Often referred to as "liquid gold," colostrum is the yellowish milk that's available for your baby right after birth, before your mature milk comes in a few days later. Colostrum has many amazing benefits for babies—for example, it strengthens their immune system, protects against jaundice, and helps them have their first poop.
If you're a new parent, you likely have many questions about colostrum, including how much colostrum your baby needs, what to if your baby isn't able to latch when you're producing colostrum, and how to ensure if your baby is getting enough.
We connected with three experts in the field—a pediatrician specializing in breastfeeding, a lactation consultant, and a neonatologist—to help answer parents' most common questions about colostrum.
What Is Colostrum?
Colostrum is the first form of breast milk for your baby. It's full of nutrients and antioxidants, but it only lasts two to four days before mature milk starts coming in.
Colostrum contains nutrients that are just right for a newborn's system, along with disease-fighting substances. "Colostrum is a baby's first super food," says Kara Thornton, IBCLC, lactation consultant at Via Lactea. "It's a nutritional powerhouse that delivers powerful antibodies to build a strong immune system."
Indeed, colostrum carries immune system components like immunoglobulins, lactoferrin (a protein with antioxidant and anti-inflammatory properties), and growth factors, says Jenelle Ferry, M.D., neonatologist and director of feeding, nutrition, and infant development at Pediatrix Medical Group in Tampa, Florida.

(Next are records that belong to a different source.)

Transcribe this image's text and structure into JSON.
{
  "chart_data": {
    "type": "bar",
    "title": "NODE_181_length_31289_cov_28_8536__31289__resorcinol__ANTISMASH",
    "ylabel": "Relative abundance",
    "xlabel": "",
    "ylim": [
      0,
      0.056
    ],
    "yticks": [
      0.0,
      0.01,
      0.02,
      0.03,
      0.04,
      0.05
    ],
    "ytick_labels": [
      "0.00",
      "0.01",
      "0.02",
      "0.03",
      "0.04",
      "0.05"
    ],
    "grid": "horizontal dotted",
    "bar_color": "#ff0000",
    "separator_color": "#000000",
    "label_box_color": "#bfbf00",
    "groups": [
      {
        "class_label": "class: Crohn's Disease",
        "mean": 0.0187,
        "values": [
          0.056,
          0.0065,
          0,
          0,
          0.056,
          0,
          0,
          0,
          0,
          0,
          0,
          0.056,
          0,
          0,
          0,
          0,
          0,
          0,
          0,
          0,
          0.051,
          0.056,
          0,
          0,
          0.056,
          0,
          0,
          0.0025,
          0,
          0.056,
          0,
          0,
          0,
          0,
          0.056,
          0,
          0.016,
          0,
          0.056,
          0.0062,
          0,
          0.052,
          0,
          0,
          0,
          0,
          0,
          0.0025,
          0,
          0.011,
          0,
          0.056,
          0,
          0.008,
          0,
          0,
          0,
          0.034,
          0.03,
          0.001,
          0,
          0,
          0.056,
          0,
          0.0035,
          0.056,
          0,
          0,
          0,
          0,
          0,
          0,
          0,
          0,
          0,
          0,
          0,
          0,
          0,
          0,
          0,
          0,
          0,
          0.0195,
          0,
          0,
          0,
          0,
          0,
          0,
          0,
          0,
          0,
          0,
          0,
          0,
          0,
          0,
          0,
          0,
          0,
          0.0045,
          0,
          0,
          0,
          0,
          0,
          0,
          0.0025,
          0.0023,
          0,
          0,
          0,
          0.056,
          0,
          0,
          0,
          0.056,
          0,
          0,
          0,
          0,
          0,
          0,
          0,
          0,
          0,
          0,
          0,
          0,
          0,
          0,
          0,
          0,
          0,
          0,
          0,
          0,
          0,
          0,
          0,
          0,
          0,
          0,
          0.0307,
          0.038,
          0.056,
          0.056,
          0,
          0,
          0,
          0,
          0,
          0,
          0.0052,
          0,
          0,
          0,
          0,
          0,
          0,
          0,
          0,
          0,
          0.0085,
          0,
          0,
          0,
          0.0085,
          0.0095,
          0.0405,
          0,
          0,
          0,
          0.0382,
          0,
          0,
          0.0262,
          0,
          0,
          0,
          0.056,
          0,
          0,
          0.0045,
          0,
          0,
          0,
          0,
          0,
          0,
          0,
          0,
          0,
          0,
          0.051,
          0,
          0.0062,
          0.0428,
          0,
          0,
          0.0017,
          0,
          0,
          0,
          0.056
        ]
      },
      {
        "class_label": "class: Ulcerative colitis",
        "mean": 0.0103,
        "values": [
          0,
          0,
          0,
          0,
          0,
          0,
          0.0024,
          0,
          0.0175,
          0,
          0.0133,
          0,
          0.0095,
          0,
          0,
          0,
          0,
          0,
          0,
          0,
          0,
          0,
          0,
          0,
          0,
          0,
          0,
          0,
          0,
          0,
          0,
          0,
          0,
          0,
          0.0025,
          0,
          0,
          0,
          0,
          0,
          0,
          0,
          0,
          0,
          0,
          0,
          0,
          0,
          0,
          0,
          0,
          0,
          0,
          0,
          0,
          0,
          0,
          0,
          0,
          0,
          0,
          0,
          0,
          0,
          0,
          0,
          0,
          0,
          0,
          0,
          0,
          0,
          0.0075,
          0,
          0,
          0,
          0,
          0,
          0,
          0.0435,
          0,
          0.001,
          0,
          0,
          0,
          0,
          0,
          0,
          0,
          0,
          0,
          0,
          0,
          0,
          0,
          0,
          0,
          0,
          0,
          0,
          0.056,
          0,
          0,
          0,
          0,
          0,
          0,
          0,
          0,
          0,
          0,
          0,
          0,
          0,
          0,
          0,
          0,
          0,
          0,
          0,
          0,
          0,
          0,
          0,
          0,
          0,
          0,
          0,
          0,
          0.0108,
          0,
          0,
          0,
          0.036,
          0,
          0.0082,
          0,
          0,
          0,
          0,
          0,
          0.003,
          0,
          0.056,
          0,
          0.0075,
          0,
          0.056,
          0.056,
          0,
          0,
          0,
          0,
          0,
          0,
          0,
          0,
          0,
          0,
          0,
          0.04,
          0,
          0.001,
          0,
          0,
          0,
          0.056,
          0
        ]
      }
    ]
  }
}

Nutritionally, colostrum is higher in protein and lower in fat than mature milk. "The differences in composition are why a baby needs so much less volume of colostrum than they will for mature milk," explains Dr. Ferry.
Kara Thornton, IBCLC, lactation consultant at Via Lactea
"Colostrum is a baby's first super food. It's a nutritional powerhouse that delivers powerful antibodies to build a strong immune system."
— Kara Thornton, IBCLC, lactation consultant at Via Lactea
We usually think of breast milk as a white substance, but colostrum looks a little different. For starters, it's usually yellowish in color. "Colostrum gets the nickname 'liquid gold' partly because of its golden/bright or dark yellow color," describes Dr. Ferry. Colostrum might be other colors as well (such as clear, white, or orange), and this is also normal.
As for consistency, colostrum tends to be on the more viscous side. "Colostrum has the thick, sticky consistency of honey," says Thornton.